Farmers in Poland have been blocking roads across the country to call out EU environmental policies and unfair competition from non-EU nations.
Polish farmers on Monday started the third day of a 30-day strike to protest against European Union farming policies.
They are demanding measures from both their national government and the bloc to combat production cost hikes, reduced profits and unfair competition from non-EU countries.
In Poland, where imports of cheap grain, milk and other produce from Ukraine have caused particular anger, farmers drove tractors across the country to slow down traffic and block major roads, some displaying signs that read “EU Policy is Ruining Polish Farmers.”

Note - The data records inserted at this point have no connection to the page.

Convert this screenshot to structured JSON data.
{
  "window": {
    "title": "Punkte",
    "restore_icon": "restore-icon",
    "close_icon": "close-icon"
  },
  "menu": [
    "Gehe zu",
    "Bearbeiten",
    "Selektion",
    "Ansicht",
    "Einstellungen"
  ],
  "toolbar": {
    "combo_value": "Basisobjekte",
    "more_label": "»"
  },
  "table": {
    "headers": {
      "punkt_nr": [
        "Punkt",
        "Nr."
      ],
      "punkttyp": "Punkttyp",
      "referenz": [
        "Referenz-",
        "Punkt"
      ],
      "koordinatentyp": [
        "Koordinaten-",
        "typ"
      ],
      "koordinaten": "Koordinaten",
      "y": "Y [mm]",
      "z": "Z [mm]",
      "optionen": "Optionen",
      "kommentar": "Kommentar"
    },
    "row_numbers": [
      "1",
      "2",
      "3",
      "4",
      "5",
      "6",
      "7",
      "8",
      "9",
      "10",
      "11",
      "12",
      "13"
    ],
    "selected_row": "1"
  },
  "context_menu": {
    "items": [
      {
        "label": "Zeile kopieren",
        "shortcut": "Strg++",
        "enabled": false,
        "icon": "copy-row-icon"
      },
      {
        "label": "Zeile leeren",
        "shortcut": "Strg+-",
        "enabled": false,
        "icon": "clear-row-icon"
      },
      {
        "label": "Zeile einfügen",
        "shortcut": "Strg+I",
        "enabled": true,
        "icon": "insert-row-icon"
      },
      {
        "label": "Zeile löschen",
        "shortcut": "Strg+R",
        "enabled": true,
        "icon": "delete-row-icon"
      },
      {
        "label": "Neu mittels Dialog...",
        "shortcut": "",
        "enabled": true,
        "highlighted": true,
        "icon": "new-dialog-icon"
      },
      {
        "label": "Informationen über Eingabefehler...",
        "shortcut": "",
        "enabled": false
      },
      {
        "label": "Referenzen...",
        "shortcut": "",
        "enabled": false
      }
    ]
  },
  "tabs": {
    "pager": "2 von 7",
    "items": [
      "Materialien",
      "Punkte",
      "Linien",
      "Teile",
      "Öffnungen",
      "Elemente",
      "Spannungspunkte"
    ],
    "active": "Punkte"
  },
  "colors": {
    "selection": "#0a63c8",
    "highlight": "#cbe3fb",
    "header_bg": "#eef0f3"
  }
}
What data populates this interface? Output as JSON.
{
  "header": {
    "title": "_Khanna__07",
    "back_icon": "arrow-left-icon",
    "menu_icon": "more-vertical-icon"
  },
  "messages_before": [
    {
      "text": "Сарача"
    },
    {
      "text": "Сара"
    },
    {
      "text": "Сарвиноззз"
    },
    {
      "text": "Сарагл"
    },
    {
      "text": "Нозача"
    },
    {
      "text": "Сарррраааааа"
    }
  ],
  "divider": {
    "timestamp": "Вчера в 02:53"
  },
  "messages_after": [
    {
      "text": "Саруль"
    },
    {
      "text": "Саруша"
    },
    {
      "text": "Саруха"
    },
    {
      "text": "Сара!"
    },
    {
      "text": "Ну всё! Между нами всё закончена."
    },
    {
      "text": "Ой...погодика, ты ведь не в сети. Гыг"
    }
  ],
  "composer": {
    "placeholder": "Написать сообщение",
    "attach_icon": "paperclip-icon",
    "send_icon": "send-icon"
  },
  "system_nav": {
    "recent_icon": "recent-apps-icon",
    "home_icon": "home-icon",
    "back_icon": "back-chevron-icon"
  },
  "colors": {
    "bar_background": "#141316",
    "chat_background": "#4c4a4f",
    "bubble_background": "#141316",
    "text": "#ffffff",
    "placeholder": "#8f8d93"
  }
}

Access roads to border crossings with Ukraine in Hrebenne and Dorohusk, in the east, were temporarily blocked on Friday.
In the western city of Poznan, the police estimated that some 1,400 tractors reached the office of the regional governor. Protesters lit flares there and placed a coffin, symbolizing the death of Polish agriculture, as well as a manure-filled wheelbarrow with an EU flag stuck in it. There was no violence reported.
Deputy Prime Minister Wladyslaw Kosiniak-Kamysz as well as the opposition leader called on the EU commissioner for agriculture, Janusz Wojciechowski, Poland’s former agriculture minister, to resign. Wojciechowski reacted by saying he “will not act under pressure.”
The organisers, the Solidarity Union of Individual Farmers, said EU policies triggered the protest.
They said storage warehouses were filled with Ukrainian grain, causing prices to fall 40% in 2023. Demand for Polish sugar, milk and meat has fallen: as a result, farmers are holding off on investments.
Farmers are also concerned that the EU’s Green Deal, which calls for limits on the use of chemicals and on greenhouse gas emissions, will result in a reduction in production and income.
The Polish farmers say they will continue their industrial actions until March 10th.
Similar protests have taken place across the bloc in recent weeks. Farmers complain that the 27-nation EU’s policies on the environment and other matters are a financial burden and make their products more expensive than non-EU imports.
The European Commission, the EU’s executive arm, has made some concessions over the last few weeks, including shelving plans to halve the use of pesticides and other dangerous substances. Nonetheless, the protests have spread.